Tuesday, June 2, 2009

Fun for the Whole Family?

By Sean McDonough, PhD
Associate Professor of New Testament

A large woman, couchbound for years, walks upstairs to the utter amazement of her family. A shy young man begins courting an inflatable doll named Bianca, and is affirmed in his relationship by a small town. A not-traditionally-beautiful little girl goes off to a beauty pageant accompanied by her bickering parents, her silent brother, her gay suicidal uncle, and her drug-abusing, foul-mouthed grandfather.

Film-goers may recognize the above as representative snippets from three films: respectively, Lasse Hallström’s What’s Eating Gilbert Grape? (1993); Craig Gillespie’s Lars and the Real Girl (1997); and Jonathan Dayton’s Little Miss Sunshine (2006). The cynical among us might look at the list (and indeed the films in their entirety) and think, “Fun family entertainment, Hollywood style.”

At one level, the critique would hold. The families in these films (if we can count Lars and Bianca as a ‘family’) put the dys- in dysfunctional, and none of them constitute “family fare” in the traditional sense of the word. A few moments around the dinner table with Alan Arkin’s ‘colorful’ grandpa in Little Miss Sunshine would give the proverbial drunken sailor pause, while even the generally sweet-tempered Lars and the Real Girl centers on a man and, um, an inflatable doll. Anyone thinking to gather the young kids around for Edifying Video Night with one of these films should un-think it pretty quickly.

We could go on and level a salient cultural critique as to why these films roll the way they do. They could be seen as the quintessential products of the postmodern ethos, where traditional values are there only to be shredded, and alternative life-style choices – whether it is affairs with married women (or unmarried dolls); septuagenarian heroin ingestion; or illicit water tower climbing (one of the many memorable scenes with a young Leonardo DiCaprio in Gilbert Grape) -- are there to be tolerated, if not indeed celebrated.

They could also be seen as a perhaps welcome salination of the sickly sweet family films of a bygone era: here comes Lassie to drag Timmy out of the neighbors’ cobra pit. Mom had told him a hundred times not to go in that thing, but we know he’ll learn his lesson and they will all live happily ever after. (“Gee, Mom, you’re swell! And you too, Lassie!” “Ruff!”)

And yet…I found myself moved by all these films, and wondered what it was that touched me. They are all well directed and well acted, but that only provides a lowest common denominator for enjoyment. What distinguishes them is that, for all their visible dysfunction and edgy behavior, they really are sweet at heart. The characters may find themselves lost in a jungle of pathology, but they eventually hack their way through the brush to find one another, and with that to find some kind of peace amidst the chaos of life.
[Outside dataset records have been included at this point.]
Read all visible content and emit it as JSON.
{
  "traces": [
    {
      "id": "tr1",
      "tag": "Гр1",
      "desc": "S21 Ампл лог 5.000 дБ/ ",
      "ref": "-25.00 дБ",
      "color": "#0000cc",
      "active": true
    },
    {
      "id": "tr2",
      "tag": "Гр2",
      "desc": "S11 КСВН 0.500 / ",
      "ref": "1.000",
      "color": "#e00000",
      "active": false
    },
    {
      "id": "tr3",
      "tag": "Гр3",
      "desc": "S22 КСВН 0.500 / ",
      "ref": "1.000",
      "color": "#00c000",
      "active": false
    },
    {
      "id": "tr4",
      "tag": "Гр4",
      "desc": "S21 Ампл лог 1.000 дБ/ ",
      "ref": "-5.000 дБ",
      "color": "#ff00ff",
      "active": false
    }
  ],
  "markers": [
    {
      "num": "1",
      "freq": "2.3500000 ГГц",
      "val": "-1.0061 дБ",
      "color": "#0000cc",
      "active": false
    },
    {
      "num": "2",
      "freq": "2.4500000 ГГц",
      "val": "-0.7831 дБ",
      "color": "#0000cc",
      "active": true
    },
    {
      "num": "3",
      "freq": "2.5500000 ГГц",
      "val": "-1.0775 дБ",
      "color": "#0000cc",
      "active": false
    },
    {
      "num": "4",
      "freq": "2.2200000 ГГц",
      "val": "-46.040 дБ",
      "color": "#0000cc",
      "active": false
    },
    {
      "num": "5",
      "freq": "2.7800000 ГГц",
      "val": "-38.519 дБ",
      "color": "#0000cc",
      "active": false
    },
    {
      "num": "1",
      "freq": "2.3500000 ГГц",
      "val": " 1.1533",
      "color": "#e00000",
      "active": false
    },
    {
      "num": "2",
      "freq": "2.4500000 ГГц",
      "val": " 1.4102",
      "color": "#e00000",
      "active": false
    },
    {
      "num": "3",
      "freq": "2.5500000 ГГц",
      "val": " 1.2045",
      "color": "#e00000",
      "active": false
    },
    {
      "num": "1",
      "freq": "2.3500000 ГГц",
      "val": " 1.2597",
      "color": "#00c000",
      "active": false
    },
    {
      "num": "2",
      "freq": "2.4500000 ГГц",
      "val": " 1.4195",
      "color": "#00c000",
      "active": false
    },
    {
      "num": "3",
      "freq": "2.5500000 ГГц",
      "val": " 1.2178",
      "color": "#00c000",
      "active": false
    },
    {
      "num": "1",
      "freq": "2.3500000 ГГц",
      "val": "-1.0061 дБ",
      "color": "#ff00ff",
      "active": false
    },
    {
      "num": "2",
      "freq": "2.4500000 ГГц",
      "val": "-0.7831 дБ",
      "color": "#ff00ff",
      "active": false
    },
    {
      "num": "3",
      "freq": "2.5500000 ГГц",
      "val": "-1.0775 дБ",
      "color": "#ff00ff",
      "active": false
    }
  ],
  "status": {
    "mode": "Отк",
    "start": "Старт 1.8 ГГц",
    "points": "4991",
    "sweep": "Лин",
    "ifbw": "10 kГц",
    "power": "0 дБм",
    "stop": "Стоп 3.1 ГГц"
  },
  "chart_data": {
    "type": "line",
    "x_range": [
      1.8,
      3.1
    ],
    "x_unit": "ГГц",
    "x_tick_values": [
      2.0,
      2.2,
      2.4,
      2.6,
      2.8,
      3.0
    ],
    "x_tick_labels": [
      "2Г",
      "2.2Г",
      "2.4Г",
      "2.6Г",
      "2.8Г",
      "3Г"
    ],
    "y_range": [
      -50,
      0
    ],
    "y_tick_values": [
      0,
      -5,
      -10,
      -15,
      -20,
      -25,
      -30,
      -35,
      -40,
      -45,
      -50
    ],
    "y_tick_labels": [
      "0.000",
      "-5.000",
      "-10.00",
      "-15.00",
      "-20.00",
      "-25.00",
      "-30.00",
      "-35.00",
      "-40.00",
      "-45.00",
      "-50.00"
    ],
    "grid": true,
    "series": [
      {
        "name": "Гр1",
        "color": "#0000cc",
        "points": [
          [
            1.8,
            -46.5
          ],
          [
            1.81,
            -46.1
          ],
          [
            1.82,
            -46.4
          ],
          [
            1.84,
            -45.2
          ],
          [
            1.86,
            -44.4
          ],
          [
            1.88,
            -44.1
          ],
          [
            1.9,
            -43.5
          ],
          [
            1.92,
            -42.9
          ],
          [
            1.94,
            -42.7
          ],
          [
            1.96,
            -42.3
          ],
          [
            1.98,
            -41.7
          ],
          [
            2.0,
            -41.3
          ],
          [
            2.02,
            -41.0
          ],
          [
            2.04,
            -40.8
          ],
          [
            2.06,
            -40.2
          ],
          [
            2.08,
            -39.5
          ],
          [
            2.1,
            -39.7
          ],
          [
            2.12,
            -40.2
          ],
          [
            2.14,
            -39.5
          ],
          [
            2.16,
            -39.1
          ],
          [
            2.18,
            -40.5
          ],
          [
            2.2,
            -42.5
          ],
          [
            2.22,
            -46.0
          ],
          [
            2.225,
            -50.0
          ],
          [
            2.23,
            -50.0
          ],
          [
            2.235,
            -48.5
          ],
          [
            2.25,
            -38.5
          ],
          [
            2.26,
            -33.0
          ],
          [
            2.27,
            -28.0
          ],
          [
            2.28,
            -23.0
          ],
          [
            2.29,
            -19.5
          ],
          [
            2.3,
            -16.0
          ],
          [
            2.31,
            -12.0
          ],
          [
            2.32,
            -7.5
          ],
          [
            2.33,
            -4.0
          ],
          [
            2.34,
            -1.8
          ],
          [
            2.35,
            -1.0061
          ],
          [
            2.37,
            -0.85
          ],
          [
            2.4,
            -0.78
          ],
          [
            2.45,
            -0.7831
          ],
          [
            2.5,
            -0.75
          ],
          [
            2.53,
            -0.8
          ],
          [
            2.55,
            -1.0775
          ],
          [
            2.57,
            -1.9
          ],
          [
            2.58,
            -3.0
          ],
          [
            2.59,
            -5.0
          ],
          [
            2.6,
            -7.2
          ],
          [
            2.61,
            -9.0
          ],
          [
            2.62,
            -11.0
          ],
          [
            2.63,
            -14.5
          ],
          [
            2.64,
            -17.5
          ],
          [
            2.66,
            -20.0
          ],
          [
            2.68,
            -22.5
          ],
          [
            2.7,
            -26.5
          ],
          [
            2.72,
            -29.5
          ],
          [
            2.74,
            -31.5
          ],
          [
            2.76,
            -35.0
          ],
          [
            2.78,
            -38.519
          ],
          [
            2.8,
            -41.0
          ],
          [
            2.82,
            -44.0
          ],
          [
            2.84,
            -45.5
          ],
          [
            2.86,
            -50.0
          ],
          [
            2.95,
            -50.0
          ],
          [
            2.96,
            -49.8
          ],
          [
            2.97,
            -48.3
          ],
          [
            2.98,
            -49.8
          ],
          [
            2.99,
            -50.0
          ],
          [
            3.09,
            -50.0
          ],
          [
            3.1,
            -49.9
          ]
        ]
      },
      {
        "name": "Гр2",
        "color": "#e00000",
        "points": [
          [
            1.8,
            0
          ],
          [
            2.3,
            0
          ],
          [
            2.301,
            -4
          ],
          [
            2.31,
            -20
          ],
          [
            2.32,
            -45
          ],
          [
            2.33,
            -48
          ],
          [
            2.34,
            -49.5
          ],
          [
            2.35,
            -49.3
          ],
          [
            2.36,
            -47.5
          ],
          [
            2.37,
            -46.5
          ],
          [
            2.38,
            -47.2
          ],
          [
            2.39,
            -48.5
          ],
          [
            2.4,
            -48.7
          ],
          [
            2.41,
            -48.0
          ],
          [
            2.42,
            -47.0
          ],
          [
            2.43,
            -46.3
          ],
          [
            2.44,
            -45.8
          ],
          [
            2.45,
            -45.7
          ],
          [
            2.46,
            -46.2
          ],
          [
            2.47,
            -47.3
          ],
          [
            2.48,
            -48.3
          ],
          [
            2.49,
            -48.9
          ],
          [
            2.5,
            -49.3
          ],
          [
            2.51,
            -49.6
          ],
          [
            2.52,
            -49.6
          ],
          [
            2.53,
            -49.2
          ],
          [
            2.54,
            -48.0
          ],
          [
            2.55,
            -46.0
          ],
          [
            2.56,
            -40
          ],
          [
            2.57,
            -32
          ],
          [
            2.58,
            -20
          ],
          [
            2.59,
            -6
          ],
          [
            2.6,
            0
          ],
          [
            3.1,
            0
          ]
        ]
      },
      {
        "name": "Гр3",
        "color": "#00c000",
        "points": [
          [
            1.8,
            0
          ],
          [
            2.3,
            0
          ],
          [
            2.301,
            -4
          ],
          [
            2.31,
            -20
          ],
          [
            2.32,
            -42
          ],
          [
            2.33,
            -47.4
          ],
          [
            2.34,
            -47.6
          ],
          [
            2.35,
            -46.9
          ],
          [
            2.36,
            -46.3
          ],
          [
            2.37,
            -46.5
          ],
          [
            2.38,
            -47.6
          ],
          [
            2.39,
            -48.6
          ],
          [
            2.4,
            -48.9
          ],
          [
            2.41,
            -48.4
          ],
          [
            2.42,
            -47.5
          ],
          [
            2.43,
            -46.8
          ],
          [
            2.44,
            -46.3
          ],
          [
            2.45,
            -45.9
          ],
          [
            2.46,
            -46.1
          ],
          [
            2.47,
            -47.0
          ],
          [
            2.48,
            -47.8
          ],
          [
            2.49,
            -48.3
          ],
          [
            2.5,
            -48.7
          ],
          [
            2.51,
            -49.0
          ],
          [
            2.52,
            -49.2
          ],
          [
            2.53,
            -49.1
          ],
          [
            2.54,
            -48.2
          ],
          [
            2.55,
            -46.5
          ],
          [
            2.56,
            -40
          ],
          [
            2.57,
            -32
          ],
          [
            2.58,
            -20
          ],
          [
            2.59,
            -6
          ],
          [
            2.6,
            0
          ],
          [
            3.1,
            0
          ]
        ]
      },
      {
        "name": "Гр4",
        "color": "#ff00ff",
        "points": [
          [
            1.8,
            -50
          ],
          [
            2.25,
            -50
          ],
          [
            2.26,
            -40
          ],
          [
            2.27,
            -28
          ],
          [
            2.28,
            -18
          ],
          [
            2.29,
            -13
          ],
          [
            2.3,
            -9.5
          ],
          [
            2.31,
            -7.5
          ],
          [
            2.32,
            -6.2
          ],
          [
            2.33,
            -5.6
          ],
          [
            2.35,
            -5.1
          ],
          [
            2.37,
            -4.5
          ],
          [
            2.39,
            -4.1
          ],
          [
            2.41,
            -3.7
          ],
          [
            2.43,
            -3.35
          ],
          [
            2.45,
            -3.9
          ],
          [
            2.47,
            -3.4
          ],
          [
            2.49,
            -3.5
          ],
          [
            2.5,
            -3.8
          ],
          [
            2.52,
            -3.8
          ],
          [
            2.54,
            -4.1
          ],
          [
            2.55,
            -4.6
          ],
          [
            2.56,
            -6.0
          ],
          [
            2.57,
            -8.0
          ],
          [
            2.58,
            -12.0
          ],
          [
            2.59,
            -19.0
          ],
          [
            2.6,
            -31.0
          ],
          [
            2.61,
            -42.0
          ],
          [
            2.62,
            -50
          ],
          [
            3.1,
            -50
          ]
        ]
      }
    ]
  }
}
The fact that they find it in the worst possible circumstances of ordinary life makes the grace of re-discovering one’s family all the more profound. In Gilbert Grape, a dropped birthday cake can rip your heart out, but the mother’s trudge to the second floor becomes a kind of ascent of Jacob’s ladder. Try to keep a dry eye as kindly Karin berates Lars for not recognizing what they are doing for him, “Every person in this town bends over backward to make Bianca feel at home. Why do you think she has so many places to go and so much to do? Huh? Huh? Because of you! Because - all these people - love you!” As for Little Miss Sunshine, all I can say is that you may never think about Rick James’ Superfreak the same way again.
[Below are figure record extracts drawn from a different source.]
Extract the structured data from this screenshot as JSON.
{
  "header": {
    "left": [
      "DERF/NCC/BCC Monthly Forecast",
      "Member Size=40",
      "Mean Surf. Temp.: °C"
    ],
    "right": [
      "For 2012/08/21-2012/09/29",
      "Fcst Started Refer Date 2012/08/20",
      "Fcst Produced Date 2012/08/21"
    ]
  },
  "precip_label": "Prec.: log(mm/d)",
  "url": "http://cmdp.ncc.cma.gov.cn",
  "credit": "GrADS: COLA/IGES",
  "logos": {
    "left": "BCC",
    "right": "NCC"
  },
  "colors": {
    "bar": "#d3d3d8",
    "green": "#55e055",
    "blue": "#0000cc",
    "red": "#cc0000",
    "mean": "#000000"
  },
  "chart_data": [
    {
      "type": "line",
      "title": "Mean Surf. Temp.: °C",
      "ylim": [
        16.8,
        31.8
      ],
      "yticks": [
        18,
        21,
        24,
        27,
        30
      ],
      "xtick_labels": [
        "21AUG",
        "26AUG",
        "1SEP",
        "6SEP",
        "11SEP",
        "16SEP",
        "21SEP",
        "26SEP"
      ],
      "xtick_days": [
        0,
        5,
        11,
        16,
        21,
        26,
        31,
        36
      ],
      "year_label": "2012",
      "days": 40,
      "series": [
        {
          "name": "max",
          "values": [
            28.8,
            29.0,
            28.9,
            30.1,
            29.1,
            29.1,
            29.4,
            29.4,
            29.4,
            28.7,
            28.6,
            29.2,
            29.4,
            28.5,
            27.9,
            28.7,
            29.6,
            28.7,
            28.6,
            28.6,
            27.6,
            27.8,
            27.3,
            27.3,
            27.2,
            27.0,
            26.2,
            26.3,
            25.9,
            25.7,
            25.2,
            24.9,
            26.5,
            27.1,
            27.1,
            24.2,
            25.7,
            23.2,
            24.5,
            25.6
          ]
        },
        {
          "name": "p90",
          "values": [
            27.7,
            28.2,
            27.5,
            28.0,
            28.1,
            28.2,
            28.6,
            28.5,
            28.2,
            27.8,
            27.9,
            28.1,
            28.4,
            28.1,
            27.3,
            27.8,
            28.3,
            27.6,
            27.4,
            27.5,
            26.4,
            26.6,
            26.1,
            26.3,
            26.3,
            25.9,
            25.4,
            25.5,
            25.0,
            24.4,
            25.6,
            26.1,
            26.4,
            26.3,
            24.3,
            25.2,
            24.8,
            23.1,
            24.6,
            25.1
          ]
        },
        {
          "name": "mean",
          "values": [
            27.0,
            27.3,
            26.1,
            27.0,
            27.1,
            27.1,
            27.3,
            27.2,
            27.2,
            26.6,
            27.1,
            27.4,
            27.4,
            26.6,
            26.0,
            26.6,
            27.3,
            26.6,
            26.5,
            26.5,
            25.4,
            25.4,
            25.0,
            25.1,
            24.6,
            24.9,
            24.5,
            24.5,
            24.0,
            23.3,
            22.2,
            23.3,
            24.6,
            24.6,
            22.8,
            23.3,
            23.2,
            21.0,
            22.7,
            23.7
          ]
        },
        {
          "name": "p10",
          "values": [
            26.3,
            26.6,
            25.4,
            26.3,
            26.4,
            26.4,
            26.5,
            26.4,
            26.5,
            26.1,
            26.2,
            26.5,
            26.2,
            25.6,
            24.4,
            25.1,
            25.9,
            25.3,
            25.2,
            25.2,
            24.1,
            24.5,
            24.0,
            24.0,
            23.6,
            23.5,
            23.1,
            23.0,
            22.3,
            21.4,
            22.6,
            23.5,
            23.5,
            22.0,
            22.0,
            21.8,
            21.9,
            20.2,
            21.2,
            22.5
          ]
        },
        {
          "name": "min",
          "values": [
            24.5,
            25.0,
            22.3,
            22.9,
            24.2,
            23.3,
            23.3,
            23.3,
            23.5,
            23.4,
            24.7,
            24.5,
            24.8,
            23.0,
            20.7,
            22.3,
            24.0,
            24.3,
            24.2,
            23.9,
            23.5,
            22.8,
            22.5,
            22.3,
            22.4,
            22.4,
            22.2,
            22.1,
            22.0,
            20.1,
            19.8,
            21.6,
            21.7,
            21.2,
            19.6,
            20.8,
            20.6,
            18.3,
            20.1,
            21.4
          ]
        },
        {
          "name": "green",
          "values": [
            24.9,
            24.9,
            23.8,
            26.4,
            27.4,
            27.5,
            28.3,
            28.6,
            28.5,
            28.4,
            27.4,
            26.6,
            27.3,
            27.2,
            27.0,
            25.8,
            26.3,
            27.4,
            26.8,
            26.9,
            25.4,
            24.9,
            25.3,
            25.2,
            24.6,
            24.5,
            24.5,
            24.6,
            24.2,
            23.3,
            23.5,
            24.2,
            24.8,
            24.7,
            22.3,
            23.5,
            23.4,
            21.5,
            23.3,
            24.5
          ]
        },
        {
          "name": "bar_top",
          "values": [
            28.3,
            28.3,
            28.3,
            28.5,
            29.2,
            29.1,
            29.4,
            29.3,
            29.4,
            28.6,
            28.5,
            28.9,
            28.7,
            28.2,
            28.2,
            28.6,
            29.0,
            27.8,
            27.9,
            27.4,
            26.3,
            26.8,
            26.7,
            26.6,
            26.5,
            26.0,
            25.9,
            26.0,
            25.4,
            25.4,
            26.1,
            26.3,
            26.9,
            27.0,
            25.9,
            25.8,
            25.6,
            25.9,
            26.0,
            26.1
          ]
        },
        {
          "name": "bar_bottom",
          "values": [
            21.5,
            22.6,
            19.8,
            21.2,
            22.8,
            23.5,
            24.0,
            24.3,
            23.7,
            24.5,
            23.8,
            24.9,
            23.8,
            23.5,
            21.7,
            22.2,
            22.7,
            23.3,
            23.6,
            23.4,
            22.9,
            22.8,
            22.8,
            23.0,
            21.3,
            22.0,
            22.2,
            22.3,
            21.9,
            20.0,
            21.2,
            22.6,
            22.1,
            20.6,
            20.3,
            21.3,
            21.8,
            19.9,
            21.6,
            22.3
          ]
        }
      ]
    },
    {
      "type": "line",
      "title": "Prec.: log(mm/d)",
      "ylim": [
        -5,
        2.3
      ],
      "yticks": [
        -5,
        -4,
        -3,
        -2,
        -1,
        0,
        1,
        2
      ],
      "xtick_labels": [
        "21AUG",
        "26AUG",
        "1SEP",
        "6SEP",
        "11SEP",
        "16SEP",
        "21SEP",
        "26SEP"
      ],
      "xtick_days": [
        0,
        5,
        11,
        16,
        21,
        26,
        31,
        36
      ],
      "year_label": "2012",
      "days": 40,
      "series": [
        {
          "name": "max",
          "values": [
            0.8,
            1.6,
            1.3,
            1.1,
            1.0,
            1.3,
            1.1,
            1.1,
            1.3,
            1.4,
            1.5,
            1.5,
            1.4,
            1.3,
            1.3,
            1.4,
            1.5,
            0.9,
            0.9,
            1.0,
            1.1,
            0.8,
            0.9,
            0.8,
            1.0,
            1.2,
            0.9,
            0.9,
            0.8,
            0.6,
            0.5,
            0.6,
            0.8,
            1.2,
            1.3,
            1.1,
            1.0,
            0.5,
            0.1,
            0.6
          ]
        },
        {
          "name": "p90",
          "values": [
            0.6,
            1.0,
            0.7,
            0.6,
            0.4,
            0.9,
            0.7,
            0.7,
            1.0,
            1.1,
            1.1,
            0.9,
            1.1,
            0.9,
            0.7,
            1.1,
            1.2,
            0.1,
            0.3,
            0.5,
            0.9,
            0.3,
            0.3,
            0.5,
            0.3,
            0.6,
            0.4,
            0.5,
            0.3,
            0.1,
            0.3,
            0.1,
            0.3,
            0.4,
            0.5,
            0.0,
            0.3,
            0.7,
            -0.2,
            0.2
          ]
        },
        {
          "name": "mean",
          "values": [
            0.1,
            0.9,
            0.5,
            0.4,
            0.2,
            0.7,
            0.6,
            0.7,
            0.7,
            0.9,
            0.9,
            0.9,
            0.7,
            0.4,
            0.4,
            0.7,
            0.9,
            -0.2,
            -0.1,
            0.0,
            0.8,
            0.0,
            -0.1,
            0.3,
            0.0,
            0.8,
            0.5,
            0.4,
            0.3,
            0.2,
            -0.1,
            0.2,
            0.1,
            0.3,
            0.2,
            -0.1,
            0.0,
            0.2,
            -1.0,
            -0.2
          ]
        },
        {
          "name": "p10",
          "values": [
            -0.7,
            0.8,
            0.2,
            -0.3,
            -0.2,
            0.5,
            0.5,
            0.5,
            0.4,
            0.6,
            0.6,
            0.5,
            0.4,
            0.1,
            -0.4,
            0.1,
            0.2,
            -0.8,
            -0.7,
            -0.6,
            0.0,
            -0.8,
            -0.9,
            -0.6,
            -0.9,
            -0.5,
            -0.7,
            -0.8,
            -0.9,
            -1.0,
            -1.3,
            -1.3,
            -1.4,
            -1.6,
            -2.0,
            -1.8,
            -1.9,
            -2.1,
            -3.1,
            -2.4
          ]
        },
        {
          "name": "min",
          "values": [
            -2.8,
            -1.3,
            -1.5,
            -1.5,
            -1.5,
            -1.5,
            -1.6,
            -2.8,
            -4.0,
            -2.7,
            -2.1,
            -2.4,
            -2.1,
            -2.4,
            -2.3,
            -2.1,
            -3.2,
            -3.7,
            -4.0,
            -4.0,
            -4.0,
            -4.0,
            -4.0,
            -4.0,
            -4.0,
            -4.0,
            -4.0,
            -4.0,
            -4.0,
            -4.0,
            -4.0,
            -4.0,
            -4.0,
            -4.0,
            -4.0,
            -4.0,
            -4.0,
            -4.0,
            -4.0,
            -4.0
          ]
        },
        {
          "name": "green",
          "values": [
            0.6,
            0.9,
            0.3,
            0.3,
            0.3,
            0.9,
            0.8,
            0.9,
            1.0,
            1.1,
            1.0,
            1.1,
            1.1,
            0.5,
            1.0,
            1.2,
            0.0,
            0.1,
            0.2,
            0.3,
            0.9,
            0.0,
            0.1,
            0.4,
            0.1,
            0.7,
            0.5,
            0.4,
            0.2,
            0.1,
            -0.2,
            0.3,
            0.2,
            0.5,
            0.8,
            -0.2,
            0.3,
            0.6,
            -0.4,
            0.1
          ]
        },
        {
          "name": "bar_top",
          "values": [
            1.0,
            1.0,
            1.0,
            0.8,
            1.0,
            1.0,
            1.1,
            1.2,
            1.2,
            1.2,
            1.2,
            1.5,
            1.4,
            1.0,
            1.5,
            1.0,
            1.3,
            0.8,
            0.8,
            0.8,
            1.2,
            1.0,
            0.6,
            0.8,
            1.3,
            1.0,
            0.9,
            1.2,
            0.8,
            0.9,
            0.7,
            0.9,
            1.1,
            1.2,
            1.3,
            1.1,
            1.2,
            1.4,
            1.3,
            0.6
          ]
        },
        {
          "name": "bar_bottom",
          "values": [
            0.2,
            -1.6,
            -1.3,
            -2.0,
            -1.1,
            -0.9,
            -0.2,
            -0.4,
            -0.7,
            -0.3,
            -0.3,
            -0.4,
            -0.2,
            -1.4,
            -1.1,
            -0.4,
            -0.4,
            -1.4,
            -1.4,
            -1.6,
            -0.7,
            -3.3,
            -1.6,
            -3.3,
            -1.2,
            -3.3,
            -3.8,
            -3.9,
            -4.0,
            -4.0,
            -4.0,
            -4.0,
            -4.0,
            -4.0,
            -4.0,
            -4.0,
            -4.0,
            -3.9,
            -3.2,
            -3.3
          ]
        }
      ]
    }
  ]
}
I may be wrong about the merits of these films. But it is not because there is something strange about the idea of love appearing in the strangest of places, or of something – or Someone – pulling people together when everything seems to be pulling them apart. Whatever the filmmakers’ motives may have been, the films can function for us as parables of the divine seed of the gospel that flourishes in the most unlikely soil.